Another couple of examples:

In the session before the one I just wrote about, the PCs haggled with an alchemist/taxidermist (not Vaccin, but one he put them in touch with), over the price he would pay for a couple of captured stirges. That all went fine, and then the PCs left town for a bit, and dickered with some bandits, and then came back to town. And so I rolled for the town event, and the result was:

A funeral celebration. Some old bastard is dead, and folks are celebrating in the streets. Someone offers you a cup of strange wine. Remove hungry and thirsty or if not hungry and thirsty, you wake up hungry and thirsty and hung over the next morning. In the latter case, you may remove angry or afraid if you have them.​

I told the players that while the PCs were journeying, the alchemist/taxidermist had died from an unexpected stirge poisoning. They laughed. And Golin (as played by his player) immediately started plotting: in their dickering with the bandits, the PCs had persuaded the Dwarven bandit Gerda to leave the gang and join them; and now Golin saw a chance to insert her into the alchemical hierarchy in the town, a vacancy having just been created.

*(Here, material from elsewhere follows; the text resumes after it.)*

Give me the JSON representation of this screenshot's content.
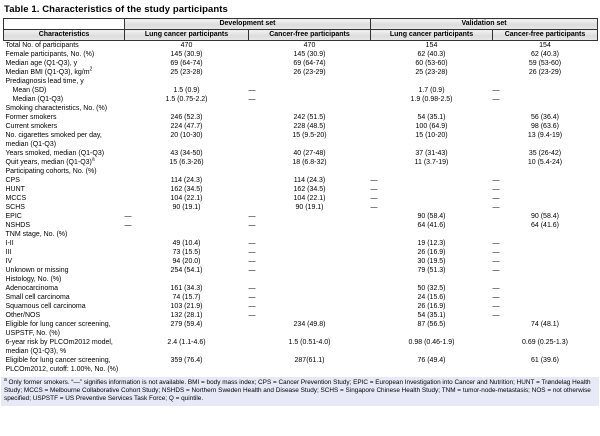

And in our most recent session, the PCs irritated a cinder imp who was living happily in an enemy Dreamwalker's home, and then drove the imp off. When they re-entered town I again rolled an event roll, and it indicated a fire at the premises of the Hedge Witch, rendering that town facility no longer available (the event has 6 possible locations/facilities listed, and calls for a die roll, and that's what I rolled). Golin had already interacted with the Hedge Witch in an earlier session, trying to buy explosives, and so this was something that stung a bit. And the cause of the fire was taken to be obvious - ie the angry and recently-set-at-large cinder imp. This sets up the possibility of the hedge witch becoming an enemy of the PCs as a future consequence for a failed check in this town.

I'm not sure if this is anything like the sort of approach to a curated list that you have in mind. But those are examples of how Torchbearer does it; and so far I'm very happy with the dynamic it creates, with the world unfolding around the PCs but ample opportunity to connect it to their escapades, and provide springboards for future escapades, in a way that is closer to a genuine story and less like a police procedural's murder-of-the-week.